Apart from investigating the relationship between fairness and privacy, Xu et al. [182] found that safety-awareness learning poses a disparate impact on the fairness risk of subgroups. The author also proposed a Fair-Robust-Learning (FRL) framework to enhance the model fairness while performing adversarial defenses. However, both of these works solely investigate computer vision applications, while the interplay between privacy, fairness, and safety in speech-centric applications remains largely unexplored. It is, therefore, critical for future researchers to investigate the interactions between different trustworthiness aspects in speech-centric applications.

Besides speech-centric applications that we discussed in this article, speech signals have broader usage cases in diverse multimodal applications, such as multimedia applications, audio-visual understanding, and multimodal sentiment analysis [90]. Typically, multimodal applications are reported with a higher system performance than unimodal models. Consequently, one promising future research direction is to explore speech-based multimodal applications that attempt to achieve more satisfactory balances between fairness, privacy, and safety.

As machine learning becomes more prevalent in speech-centric modeling, the scientific community has also become more aware of concerns and risks over the trustworthiness of these systems.
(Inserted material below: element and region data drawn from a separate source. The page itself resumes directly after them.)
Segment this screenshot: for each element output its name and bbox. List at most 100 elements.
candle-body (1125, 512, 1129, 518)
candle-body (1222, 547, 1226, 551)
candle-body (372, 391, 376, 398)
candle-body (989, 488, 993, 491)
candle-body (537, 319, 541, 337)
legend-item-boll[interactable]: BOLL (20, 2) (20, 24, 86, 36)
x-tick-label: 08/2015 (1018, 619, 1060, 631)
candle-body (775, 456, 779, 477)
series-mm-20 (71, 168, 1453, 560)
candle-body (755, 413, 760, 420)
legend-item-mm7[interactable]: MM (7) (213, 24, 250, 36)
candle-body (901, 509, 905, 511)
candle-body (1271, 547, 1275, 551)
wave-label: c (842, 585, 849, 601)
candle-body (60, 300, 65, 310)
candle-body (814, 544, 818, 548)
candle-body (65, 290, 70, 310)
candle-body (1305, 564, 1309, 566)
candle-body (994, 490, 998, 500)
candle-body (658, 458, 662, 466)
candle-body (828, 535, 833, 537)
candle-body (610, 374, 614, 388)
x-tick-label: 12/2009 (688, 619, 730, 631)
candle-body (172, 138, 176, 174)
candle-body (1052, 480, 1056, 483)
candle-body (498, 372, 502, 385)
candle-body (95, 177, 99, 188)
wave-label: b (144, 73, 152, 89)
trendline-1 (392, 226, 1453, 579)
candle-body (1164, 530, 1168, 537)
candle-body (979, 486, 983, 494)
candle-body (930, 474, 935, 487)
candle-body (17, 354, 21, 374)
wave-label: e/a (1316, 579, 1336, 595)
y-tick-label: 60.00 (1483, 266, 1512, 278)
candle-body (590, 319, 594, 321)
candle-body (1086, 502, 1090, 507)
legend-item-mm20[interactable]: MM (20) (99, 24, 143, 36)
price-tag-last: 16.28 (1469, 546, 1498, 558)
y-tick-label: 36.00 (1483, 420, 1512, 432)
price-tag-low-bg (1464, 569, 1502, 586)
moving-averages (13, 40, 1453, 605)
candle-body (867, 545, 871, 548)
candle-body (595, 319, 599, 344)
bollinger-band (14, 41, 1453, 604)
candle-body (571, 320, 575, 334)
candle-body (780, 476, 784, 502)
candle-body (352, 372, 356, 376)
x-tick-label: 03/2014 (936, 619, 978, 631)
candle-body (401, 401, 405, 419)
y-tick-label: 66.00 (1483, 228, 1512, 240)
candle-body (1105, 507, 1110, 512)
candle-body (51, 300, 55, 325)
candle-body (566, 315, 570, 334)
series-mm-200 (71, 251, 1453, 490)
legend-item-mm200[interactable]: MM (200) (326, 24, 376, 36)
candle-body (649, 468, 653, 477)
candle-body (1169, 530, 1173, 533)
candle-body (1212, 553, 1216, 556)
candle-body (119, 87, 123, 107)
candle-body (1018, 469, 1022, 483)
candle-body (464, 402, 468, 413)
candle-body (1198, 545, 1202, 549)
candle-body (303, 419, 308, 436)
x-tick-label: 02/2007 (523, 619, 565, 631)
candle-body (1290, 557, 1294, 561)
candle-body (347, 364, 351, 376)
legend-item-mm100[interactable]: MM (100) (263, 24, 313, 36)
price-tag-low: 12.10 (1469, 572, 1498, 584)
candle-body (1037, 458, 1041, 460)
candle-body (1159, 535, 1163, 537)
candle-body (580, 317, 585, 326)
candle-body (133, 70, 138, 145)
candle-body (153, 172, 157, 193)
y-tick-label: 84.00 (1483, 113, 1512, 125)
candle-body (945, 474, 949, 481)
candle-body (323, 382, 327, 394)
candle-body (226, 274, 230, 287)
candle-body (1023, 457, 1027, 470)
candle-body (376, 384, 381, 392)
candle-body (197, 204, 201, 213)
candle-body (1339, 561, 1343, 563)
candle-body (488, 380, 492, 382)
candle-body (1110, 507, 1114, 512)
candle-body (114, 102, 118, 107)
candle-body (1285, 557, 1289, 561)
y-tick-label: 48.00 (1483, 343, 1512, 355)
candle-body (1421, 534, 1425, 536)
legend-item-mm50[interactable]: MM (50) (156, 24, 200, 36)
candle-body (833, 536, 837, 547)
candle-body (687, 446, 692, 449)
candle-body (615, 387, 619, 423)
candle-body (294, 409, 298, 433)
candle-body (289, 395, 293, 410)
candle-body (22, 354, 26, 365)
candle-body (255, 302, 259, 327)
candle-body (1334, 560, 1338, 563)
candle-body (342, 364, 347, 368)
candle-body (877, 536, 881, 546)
This survey paper aims to provide a comprehensive and systematic summary of the recent efforts made to protect privacy, ensure fairness, and defend against adversarial attacks in these speech-centric systems. Increasingly, we identify several open problems of importance to address, such as investigating the extent of bias in recent SOTA models. Through this review, we hope to provide the necessary knowledge for future research in speech-centric trustworthy ML.

This work was supported by DARPA (Grant No: HR00112020009) and USC Amazon Center for Secure and Trusted Machine Learning.